From Bruce Schneier’s “Phishing“:
Phishing, for those of you who have been away from the Internet for the past few years, is when an attacker sends you an e-mail falsely claiming to be a legitimate business in order to trick you into giving away your account info — passwords, mostly. When this is done by hacking DNS, it’s called pharming. …
In general, two Internet trends affect all forms of identity theft. The widespread availability of personal information has made it easier for a thief to get his hands on it. At the same time, the rise of electronic authentication and online transactions — you don’t have to walk into a bank, or even use a bank card, in order to withdraw money now — has made that personal information much more valuable. …

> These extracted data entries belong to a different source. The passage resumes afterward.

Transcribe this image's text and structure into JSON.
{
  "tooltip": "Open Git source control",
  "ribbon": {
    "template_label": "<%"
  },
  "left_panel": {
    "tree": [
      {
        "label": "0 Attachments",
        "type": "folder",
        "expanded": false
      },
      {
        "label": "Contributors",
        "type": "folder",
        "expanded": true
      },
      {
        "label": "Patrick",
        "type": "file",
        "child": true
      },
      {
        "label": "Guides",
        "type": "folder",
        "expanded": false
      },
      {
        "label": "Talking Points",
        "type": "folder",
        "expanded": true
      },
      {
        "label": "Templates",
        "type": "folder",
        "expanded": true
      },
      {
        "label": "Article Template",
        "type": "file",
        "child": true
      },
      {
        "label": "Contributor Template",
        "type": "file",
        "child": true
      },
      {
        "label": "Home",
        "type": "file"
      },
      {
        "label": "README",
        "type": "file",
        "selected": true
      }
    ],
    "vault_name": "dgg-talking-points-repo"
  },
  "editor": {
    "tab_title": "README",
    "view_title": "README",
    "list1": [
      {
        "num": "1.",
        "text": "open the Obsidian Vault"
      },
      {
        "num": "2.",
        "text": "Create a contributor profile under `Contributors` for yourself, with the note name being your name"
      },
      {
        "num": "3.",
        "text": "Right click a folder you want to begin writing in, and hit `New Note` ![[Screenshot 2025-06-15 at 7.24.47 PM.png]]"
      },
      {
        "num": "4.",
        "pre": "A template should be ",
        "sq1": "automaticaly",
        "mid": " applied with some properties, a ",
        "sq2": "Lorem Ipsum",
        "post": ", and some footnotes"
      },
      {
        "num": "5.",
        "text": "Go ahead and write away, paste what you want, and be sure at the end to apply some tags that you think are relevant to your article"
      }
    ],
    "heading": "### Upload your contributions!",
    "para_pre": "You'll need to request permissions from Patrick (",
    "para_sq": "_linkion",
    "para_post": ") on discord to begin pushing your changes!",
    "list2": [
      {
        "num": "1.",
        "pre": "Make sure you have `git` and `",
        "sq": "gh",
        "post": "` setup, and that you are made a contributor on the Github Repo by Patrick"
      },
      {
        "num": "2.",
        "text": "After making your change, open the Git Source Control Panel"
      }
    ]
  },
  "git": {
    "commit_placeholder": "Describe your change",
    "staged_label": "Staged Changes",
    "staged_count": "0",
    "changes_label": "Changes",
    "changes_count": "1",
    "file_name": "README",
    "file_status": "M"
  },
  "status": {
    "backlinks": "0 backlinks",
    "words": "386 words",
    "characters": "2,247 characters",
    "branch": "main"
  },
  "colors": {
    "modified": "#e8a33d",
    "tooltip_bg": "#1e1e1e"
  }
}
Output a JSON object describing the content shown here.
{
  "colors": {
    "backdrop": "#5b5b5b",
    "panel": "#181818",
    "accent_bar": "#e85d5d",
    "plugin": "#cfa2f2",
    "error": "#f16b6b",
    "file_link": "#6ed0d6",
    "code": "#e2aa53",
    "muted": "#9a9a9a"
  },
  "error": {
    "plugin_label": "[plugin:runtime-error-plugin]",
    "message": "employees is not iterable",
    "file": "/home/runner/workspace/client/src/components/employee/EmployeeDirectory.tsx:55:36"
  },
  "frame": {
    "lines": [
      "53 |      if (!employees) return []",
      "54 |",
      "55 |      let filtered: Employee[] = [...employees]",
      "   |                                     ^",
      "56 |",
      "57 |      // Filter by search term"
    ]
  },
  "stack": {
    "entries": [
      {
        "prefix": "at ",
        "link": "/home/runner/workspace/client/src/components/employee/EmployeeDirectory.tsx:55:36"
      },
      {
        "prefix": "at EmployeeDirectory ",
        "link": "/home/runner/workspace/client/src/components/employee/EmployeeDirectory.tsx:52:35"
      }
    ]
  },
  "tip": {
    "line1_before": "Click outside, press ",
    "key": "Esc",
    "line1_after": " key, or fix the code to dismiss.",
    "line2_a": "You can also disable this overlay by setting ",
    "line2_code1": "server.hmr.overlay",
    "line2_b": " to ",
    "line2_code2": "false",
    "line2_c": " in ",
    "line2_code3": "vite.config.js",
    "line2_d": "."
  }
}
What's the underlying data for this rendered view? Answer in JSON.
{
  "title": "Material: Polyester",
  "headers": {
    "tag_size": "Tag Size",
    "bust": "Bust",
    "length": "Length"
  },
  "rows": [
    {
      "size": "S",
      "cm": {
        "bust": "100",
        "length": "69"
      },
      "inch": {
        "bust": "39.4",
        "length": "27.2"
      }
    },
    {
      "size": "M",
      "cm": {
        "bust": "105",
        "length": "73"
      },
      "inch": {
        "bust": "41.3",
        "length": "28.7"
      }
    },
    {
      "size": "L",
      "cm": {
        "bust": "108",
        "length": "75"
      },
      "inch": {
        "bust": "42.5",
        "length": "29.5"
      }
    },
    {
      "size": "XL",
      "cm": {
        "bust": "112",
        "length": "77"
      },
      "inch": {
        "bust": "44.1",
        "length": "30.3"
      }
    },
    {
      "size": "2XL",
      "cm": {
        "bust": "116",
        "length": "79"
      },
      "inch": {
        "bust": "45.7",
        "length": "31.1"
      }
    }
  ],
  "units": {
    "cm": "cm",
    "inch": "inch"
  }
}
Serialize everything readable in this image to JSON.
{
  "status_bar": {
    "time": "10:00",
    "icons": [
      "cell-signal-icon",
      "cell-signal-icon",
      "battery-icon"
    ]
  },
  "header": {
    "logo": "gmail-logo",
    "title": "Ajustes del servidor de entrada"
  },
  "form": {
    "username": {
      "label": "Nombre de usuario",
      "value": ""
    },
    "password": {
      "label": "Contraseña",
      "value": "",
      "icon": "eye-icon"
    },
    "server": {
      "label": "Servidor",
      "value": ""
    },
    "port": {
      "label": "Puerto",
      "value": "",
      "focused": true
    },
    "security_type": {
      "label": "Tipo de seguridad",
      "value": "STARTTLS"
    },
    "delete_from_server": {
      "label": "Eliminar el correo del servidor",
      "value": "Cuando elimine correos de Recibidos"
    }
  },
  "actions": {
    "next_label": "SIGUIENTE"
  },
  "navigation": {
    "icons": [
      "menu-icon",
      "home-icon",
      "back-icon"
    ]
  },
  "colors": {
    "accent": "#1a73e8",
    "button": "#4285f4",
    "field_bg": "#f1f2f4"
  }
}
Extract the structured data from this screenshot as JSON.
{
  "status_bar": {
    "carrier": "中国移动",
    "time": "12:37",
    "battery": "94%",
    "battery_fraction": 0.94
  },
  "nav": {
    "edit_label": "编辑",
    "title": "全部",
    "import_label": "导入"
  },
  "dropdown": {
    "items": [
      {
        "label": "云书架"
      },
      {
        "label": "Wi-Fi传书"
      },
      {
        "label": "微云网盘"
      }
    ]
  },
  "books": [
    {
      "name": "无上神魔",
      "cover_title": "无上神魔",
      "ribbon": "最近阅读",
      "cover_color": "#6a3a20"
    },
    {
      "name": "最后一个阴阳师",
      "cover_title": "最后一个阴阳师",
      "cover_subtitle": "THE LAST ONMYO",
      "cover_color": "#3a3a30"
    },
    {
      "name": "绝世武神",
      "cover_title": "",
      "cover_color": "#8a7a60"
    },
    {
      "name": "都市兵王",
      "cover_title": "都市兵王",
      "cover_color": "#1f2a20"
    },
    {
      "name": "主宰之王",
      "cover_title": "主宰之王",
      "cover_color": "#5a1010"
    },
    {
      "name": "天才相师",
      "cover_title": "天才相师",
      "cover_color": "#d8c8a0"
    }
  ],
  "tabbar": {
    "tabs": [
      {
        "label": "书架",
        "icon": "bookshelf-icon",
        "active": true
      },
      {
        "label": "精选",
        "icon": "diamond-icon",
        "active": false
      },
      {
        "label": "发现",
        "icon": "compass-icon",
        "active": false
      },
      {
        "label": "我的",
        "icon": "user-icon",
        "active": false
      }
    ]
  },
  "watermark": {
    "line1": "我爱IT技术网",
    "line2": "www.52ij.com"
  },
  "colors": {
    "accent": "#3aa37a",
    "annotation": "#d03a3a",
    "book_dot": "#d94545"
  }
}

The newest variant, called “spear phishing,” involves individually targeted and personalized e-mail messages that are even harder to detect. …
It’s not that financial institutions suffer no losses. Because of something called Regulation E, they already pay most of the direct costs of identity theft. But the costs in time, stress, and hassle are entirely borne by the victims. And in one in four cases, the victims have not been able to completely restore their good name.
In economics, this is known as an externality: It’s an effect of a business decision that is not borne by the person or organization making the decision. Financial institutions have no incentive to reduce those costs of identity theft because they don’t bear them. …
If there’s one general precept of security policy that is universally true, it is that security works best when the entity that is in the best position to mitigate the risk is responsible for that risk.